9. Triple Screening: "Sofa-lising" and triple screening become the norm with people watching TV with a laptop/tablet on their knee and smartphone in their hand. Advertisers are encouraging viewers to get involved in promotions via their other screens to take full advantage of this trend.

10. SoLoMo: This mashup concept combines social media, localised marketing and mobile phone messaging and, if used properly, can be incredibly effective. A prime example is that of stealing away customers who are waiting in line to make a purchase, by hitting them at the right time with the right offer.

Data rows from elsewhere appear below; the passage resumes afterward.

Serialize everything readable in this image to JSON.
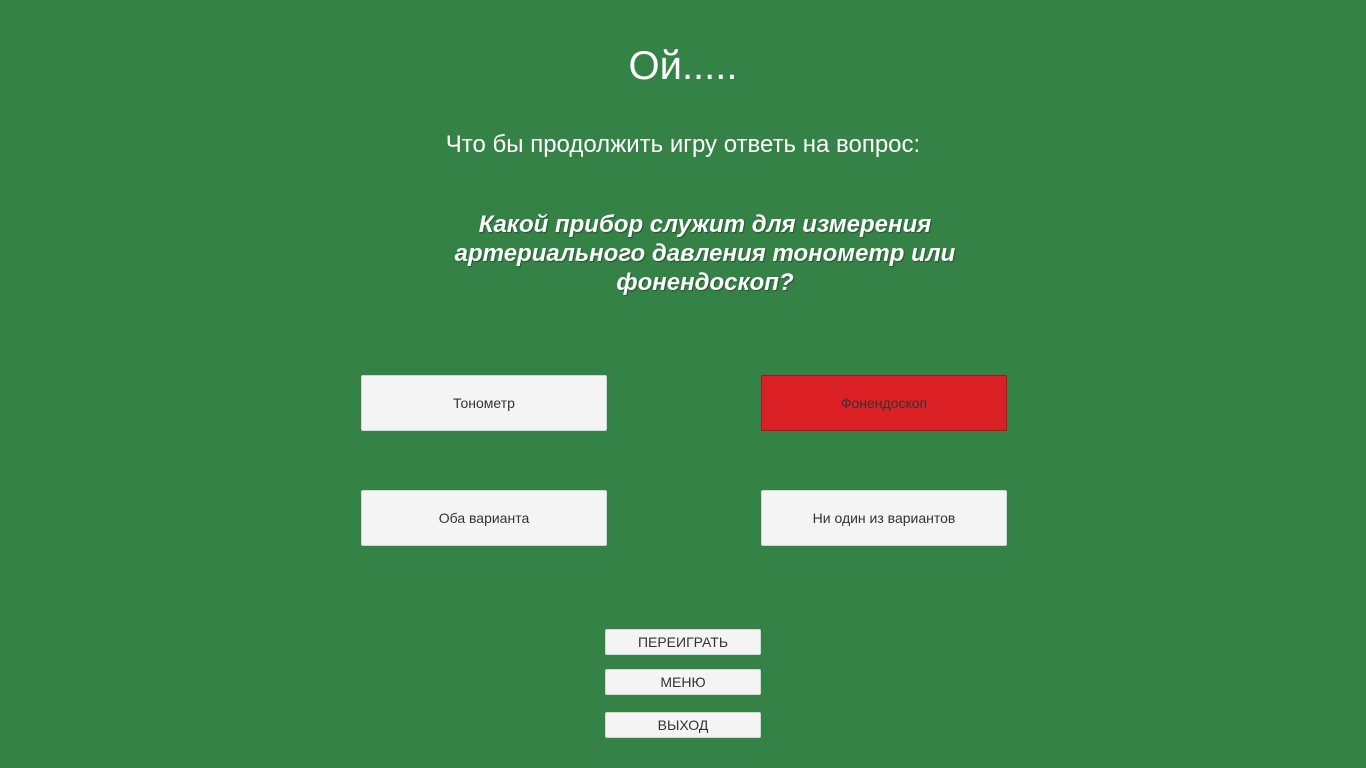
{
  "screen": {
    "title": "Ой.....",
    "prompt": "Что бы продолжить игру ответь на вопрос:",
    "question": "Какой прибор служит для измерения артериального давления тонометр или фонендоскоп?"
  },
  "answers": [
    {
      "label": "Тонометр",
      "state": "normal"
    },
    {
      "label": "Фонендоскоп",
      "state": "wrong"
    },
    {
      "label": "Оба варианта",
      "state": "normal"
    },
    {
      "label": "Ни один из вариантов",
      "state": "normal"
    }
  ],
  "menu": {
    "replay_label": "ПЕРЕИГРАТЬ",
    "menu_label": "МЕНЮ",
    "exit_label": "ВЫХОД"
  },
  "colors": {
    "background": "#348245",
    "button": "#f4f4f4",
    "wrong_answer": "#dc2126",
    "text": "#ffffff"
  }
}
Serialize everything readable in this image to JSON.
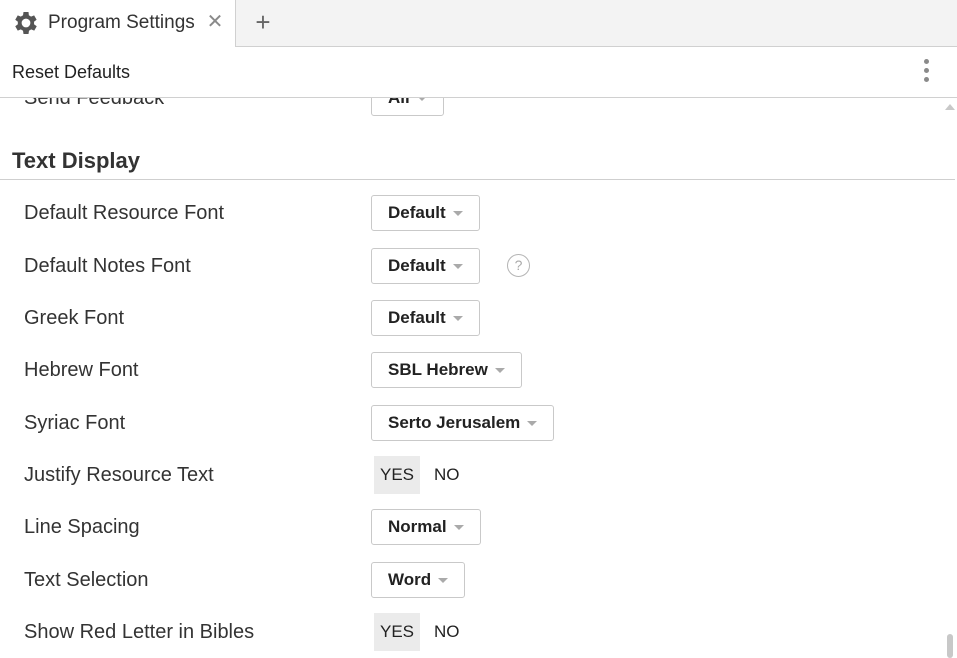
{
  "tab": {
    "title": "Program Settings",
    "close_symbol": "✕",
    "gear_icon": "gear-icon",
    "new_tab_symbol": "+"
  },
  "toolbar": {
    "reset_label": "Reset Defaults",
    "more_icon": "more-vertical-icon"
  },
  "partial_row": {
    "label": "Send Feedback",
    "value": "All"
  },
  "section": {
    "title": "Text Display"
  },
  "settings": [
    {
      "label": "Default Resource Font",
      "type": "dropdown",
      "value": "Default"
    },
    {
      "label": "Default Notes Font",
      "type": "dropdown",
      "value": "Default",
      "help": "?"
    },
    {
      "label": "Greek Font",
      "type": "dropdown",
      "value": "Default"
    },
    {
      "label": "Hebrew Font",
      "type": "dropdown",
      "value": "SBL Hebrew"
    },
    {
      "label": "Syriac Font",
      "type": "dropdown",
      "value": "Serto Jerusalem"
    },
    {
      "label": "Justify Resource Text",
      "type": "toggle",
      "yes": "YES",
      "no": "NO",
      "selected": "YES"
    },
    {
      "label": "Line Spacing",
      "type": "dropdown",
      "value": "Normal"
    },
    {
      "label": "Text Selection",
      "type": "dropdown",
      "value": "Word"
    },
    {
      "label": "Show Red Letter in Bibles",
      "type": "toggle",
      "yes": "YES",
      "no": "NO",
      "selected": "YES"
    }
  ],
  "colors": {
    "background": "#ffffff",
    "tabbar_bg": "#f3f3f3",
    "border": "#d0d0d0",
    "toggle_active_bg": "#ebebeb",
    "text": "#333333"
  }
}
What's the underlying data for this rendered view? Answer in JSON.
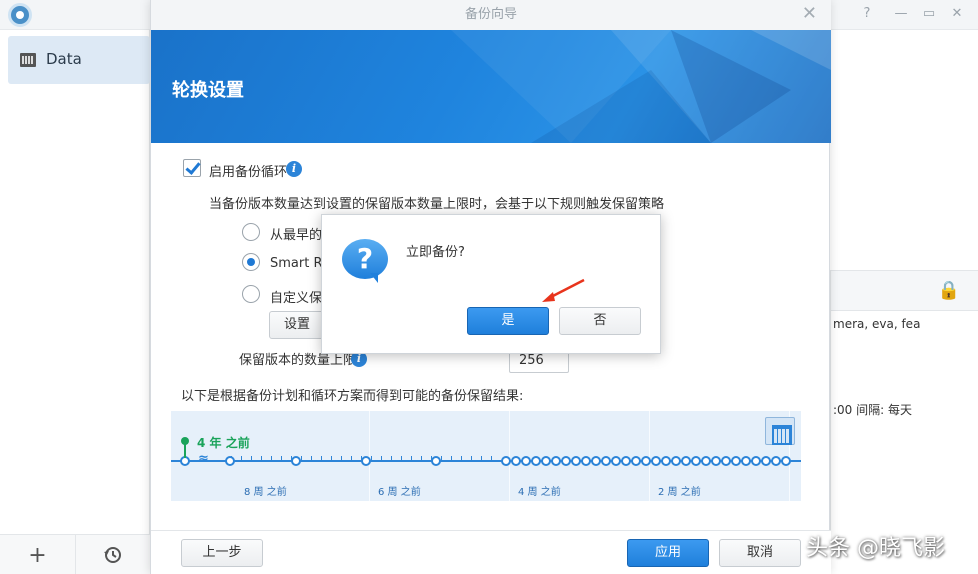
{
  "app": {
    "sidebar_item": "Data",
    "right_panel_lines": [
      "mera, eva, fea",
      ":00 间隔: 每天"
    ]
  },
  "wizard": {
    "window_title": "备份向导",
    "banner_title": "轮换设置",
    "enable_rotation_label": "启用备份循环",
    "description": "当备份版本数量达到设置的保留版本数量上限时，会基于以下规则触发保留策略",
    "options": [
      {
        "label": "从最早的",
        "selected": false
      },
      {
        "label": "Smart Re",
        "selected": true
      },
      {
        "label": "自定义保",
        "selected": false
      }
    ],
    "settings_button": "设置",
    "max_versions_label": "保留版本的数量上限",
    "max_versions_value": "256",
    "result_caption": "以下是根据备份计划和循环方案而得到可能的备份保留结果:",
    "timeline": {
      "start_label": "4 年 之前",
      "labels": [
        "8 周 之前",
        "6 周 之前",
        "4 周 之前",
        "2 周 之前"
      ]
    },
    "back_button": "上一步",
    "apply_button": "应用",
    "cancel_button": "取消"
  },
  "dialog": {
    "message": "立即备份?",
    "yes_button": "是",
    "no_button": "否"
  },
  "watermark": "头条 @晓飞影",
  "colors": {
    "accent": "#1f7fdb",
    "timeline_bg": "#e6f0fa",
    "green": "#1aa35a"
  }
}
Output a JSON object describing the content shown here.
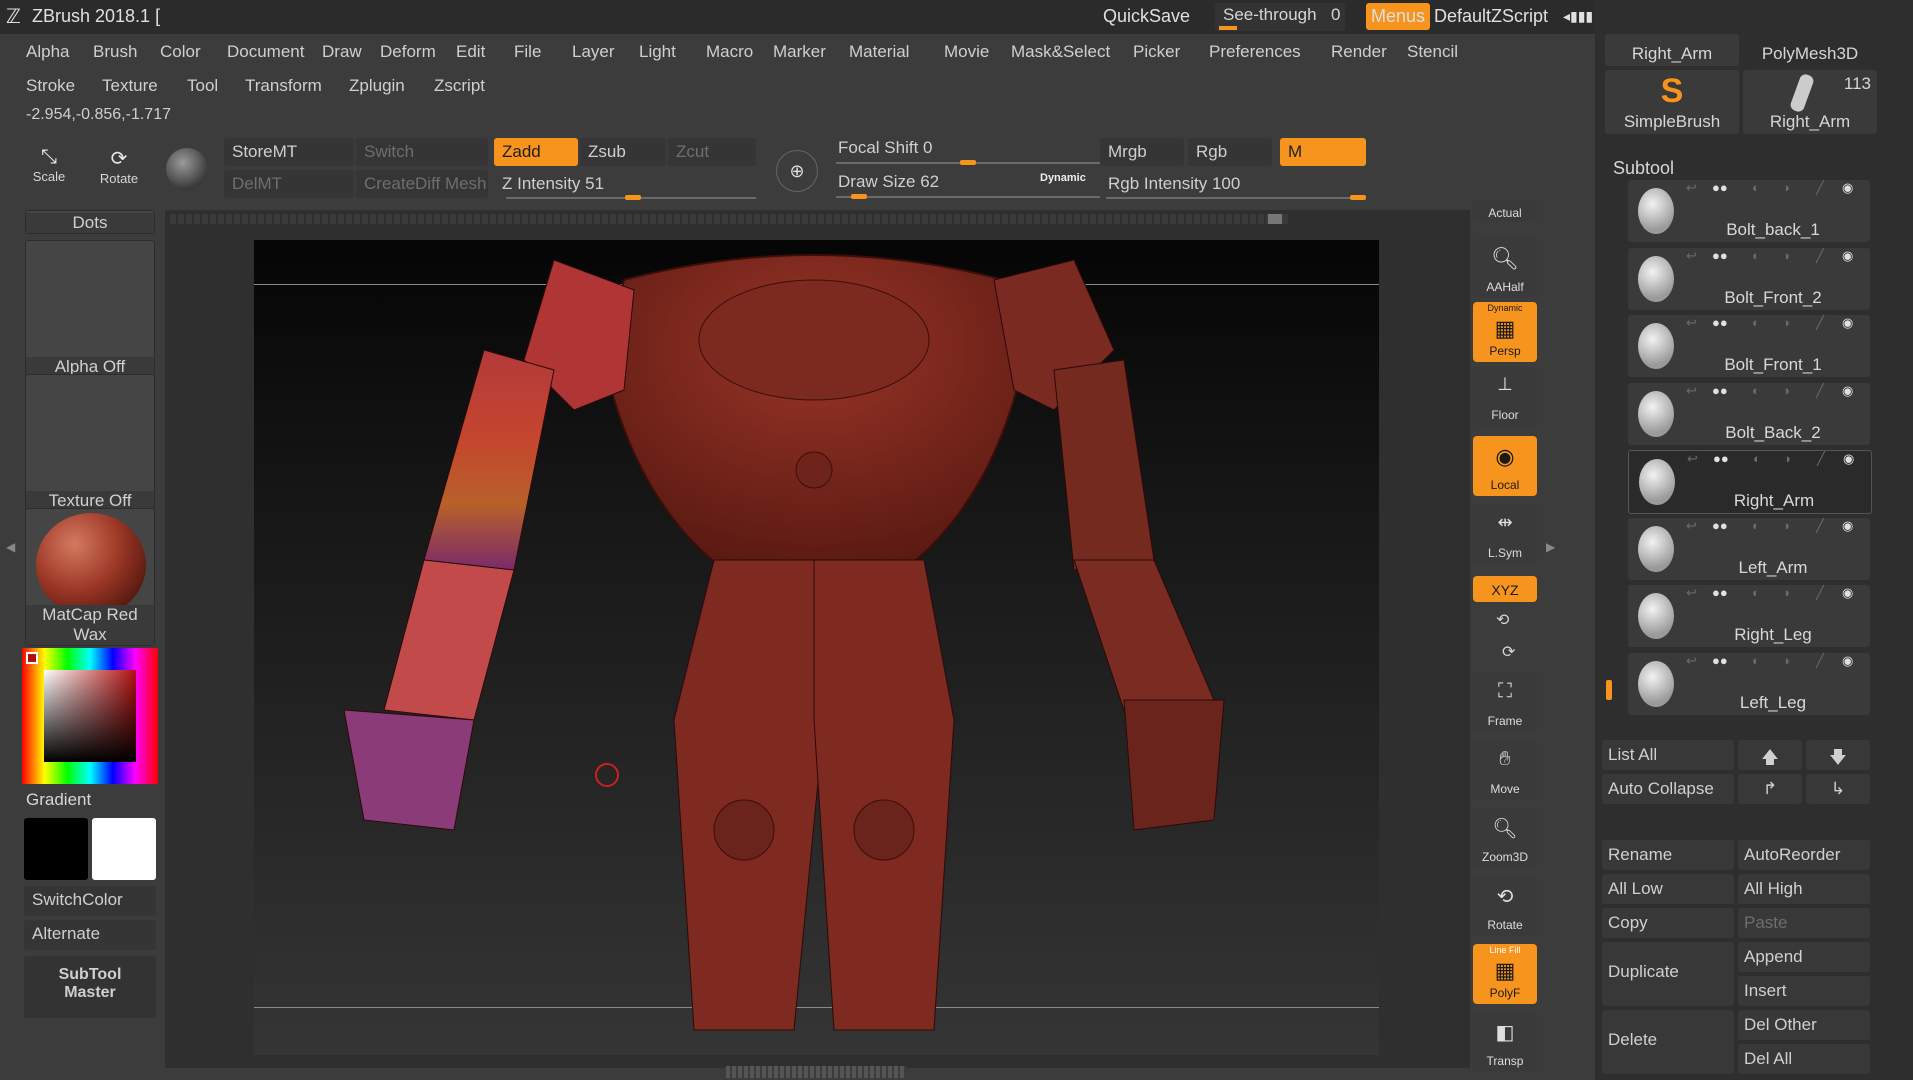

Commentary: Only a matter of time before smartphones kill Ticketmaster

Rob Woodbridge, Untether blog, 2/1/12

We've been buying tickets online for almost 12 years now and, while the technology has improved, the experience has not and, clearly, the scalpers are innovating in their ways to disrupt more so than the company enabling the sale of the tickets. There is simply too much friction for the consumer trying to use Ticketmaster and this is a considerable vulnerability for the company - one that mobile could completely disrupt. Have you tried buying tickets from Ticketmaster on your phone? If you have you will know that it is the exact same experience as buying tickets online - right down to the captcha. This kind of laziness has got to stop. The mobile device is the perfect confluence of personal tastes, location and identification that these old-school and out of date mechanisms aren't needed. The phone knows us and we (for the most part) are ok with that, yet Ticketmaster still insists we set up an account or pump in a credit card number in order to buy via mobile. We have grown up being scheduled to be places to watch things and stand in line but this is changing - quickly. Should we really need to be on the phone or at a computer at 10am when tickets are released? How convenient is that for [the] customer? Many of us are turning to our phones as a first screen out of convenience and we expect more and more services to be available and accessible in this format - including ticket purchases. There is a wealth of opportunity in mobile apps. Concert tracking, merchandising, alerts/notifications, ticket purchases and even fan rewards/fan clubs should be available in a mobile form. Don't put that on the fans, build it and let it grow through the fans. Mobile does this and people will download and install these apps if there is enough commitment to a good, valuable product.